Stronger growth, wider deficit (GBP)
Among more than a dozen UK statistics released this morning the most noteworthy were for gross domestic product and the balance of trade. Industrial and manufacturing production looked more impressive year-on-year than month-on-month.
After shrinking 1.6% in the first quarter it was inevitable that the Q2 economic rebound would look good. It turned out to be in line with forecast, as GDP expanded by a provisional 4.8%. Compared with the same three locked-down months last year, GDP was up by a provisional 22.2%. The trade figures showed wider-than-expected deficits in goods and overall. The ONS did point out, though, that “Exports of goods to the EU, excluding precious metals, were above pre-EU exit levels in May and June 2021”.
Manufacturing and industrial production increased by 0.2% and 0.7% respectively in June. The two measures were 13.9% and 8.3% higher on the year. There was no reaction from sterling (GBP), which is unchanged on average and against the euro (EUR).
The tapering debate goes on (USD)
For the lack of any better plan, investors are dissecting every US economic statistic.
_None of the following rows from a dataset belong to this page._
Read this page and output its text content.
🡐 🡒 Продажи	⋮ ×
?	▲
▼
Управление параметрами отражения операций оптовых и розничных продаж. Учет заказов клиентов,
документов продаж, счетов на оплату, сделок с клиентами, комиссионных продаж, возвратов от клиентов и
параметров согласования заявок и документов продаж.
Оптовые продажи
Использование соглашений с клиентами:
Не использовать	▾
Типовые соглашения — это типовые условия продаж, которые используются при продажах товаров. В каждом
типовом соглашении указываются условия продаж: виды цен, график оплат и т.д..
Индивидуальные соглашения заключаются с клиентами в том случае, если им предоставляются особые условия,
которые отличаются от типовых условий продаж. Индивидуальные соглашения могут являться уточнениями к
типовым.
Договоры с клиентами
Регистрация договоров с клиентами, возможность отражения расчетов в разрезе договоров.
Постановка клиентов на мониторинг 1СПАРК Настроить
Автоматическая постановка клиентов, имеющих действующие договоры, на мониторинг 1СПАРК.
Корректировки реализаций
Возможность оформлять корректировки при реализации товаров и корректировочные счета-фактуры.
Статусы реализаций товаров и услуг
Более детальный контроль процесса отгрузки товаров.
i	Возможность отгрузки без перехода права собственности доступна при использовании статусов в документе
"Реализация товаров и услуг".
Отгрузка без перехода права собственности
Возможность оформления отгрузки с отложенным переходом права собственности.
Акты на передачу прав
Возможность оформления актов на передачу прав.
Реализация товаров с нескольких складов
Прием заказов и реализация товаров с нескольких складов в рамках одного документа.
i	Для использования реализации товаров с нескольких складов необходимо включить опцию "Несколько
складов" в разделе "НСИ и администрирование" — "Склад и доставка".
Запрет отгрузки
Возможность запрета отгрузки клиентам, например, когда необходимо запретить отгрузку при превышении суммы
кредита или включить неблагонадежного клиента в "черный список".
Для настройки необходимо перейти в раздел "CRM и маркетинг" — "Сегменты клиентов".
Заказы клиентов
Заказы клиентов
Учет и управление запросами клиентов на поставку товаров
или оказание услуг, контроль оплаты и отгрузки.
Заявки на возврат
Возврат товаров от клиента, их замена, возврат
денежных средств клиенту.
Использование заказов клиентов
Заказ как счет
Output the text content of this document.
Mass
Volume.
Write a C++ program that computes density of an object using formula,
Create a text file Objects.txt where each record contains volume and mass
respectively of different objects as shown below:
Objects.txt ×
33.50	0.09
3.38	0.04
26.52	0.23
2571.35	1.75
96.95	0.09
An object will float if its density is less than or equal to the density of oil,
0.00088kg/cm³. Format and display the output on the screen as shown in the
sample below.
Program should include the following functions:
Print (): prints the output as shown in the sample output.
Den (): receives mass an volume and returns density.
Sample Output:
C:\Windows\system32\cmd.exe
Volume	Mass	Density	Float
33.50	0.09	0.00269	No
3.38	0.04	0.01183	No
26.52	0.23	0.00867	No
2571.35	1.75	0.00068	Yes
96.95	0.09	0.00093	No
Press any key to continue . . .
They are seeking evidence to support the Federal Reserve’s anticipated move to wind back the quantitative easing programme that it has been pursuing for nearly 13 years. Yesterday brought one of the more obvious clues: inflation.
After due consideration, investors decided that the data for July did not work in that direction. They accepted that the 5.4% headline rate of inflation was unchanged on the month and a little higher than forecast. However, they also noticed that the core rate, excluding food and energy, had slowed from 4.5% to 4.3%. Inflation is still at a 13-year high but prices are rising more slowly on a month-by-month basis. The US dollar (USD) was Wednesday’s weakest performer, losing an average of 0.3% and falling by exactly that much, two fifths of a cent, against sterling (GBP).
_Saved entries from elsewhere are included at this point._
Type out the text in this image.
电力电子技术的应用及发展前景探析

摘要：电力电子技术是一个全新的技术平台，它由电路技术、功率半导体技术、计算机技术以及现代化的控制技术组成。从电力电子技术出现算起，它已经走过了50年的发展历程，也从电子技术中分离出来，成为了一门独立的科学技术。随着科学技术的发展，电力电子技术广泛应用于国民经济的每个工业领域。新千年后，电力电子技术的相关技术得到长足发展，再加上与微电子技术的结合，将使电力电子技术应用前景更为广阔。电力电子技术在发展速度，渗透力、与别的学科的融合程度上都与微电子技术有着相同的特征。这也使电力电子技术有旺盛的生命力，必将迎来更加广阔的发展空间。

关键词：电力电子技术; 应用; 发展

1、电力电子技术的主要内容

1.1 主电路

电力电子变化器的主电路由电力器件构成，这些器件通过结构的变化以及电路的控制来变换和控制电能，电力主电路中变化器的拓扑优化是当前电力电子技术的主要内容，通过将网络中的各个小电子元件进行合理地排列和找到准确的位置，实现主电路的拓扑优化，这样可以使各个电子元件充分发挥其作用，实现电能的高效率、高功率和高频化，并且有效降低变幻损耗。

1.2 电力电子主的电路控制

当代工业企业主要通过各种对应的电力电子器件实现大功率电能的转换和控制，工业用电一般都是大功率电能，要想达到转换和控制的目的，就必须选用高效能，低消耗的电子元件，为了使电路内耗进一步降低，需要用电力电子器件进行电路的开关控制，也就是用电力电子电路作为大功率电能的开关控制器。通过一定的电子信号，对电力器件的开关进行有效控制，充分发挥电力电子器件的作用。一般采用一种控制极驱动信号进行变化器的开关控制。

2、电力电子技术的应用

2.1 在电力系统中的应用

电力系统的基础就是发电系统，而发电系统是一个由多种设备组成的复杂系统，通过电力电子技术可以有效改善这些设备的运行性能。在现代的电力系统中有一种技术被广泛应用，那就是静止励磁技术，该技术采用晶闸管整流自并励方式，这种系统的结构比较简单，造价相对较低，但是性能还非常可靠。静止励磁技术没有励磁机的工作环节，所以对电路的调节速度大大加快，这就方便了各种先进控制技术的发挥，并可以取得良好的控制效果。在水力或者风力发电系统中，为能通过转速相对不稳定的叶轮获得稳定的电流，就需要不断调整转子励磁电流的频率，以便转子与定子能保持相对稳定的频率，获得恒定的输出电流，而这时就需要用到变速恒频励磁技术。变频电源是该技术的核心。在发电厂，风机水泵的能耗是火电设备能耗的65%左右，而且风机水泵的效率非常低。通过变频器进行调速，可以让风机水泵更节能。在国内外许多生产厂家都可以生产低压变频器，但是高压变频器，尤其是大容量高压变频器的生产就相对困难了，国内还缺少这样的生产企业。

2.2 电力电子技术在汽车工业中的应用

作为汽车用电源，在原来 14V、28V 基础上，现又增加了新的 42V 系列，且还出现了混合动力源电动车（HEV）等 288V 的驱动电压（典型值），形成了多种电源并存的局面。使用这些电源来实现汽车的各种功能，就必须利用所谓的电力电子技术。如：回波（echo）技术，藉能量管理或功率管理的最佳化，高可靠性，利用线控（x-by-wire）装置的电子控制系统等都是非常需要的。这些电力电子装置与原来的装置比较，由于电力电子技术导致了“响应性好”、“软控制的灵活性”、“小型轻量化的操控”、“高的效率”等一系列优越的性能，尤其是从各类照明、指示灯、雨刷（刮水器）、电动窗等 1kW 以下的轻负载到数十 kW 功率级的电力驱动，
Investors paid more attention to the CPI data than they did to the various Federal Reserve worthies who made appearances. In a speech about economic disparities, Atlanta Fed chief Raphael Bostic stayed away from monetary policy. However, he did say a couple of days ago that tapering should begin in the fourth quarter. The Kansas Fed’s Esther George was more enthusiastic in her speech to the National Association for Business Economics. She thinks tapering could go ahead now, while Robert Kaplan in Dallas believes October would be a good start date.
Quietly into the weekend
Apart from the ONS numbers already discussed, the only UK ecostats ahead of the weekend are for house prices and GDP. The RICS reported overnight that the “red hot” property market cooled a little in July. This morning the NIESR is expected to estimate GDP growth of 4.4% in the three months to July.
Today’s ecostats are a fairly dull bunch, with the possible exception of weekly US jobless claims (USD). Euro zone industrial production (EUR) and US producer prices (USD) are unlikely to make waves. The most dazzling statistic comes out tonight, with NZ visitor arrivals (NZD) for June. The increase will be huge, given that New Zealand’s borders were closed last summer. The analysts’ consensus is that arrivals will be up by 2,501.3%. Just before these stats are announced, New Zealand has already confirmed this morning that its borders will remain closed for rest of the year.
Another list of unprepossessing ecostats fills Friday’s agenda. The European numbers cover German wholesale prices (EUR), Swiss producer prices (CHF), French and Spanish inflation, and Euroland’s balance of trade (EUR). The most influential statistic will be the finalised Michigan index of US consumer sentiment (USD).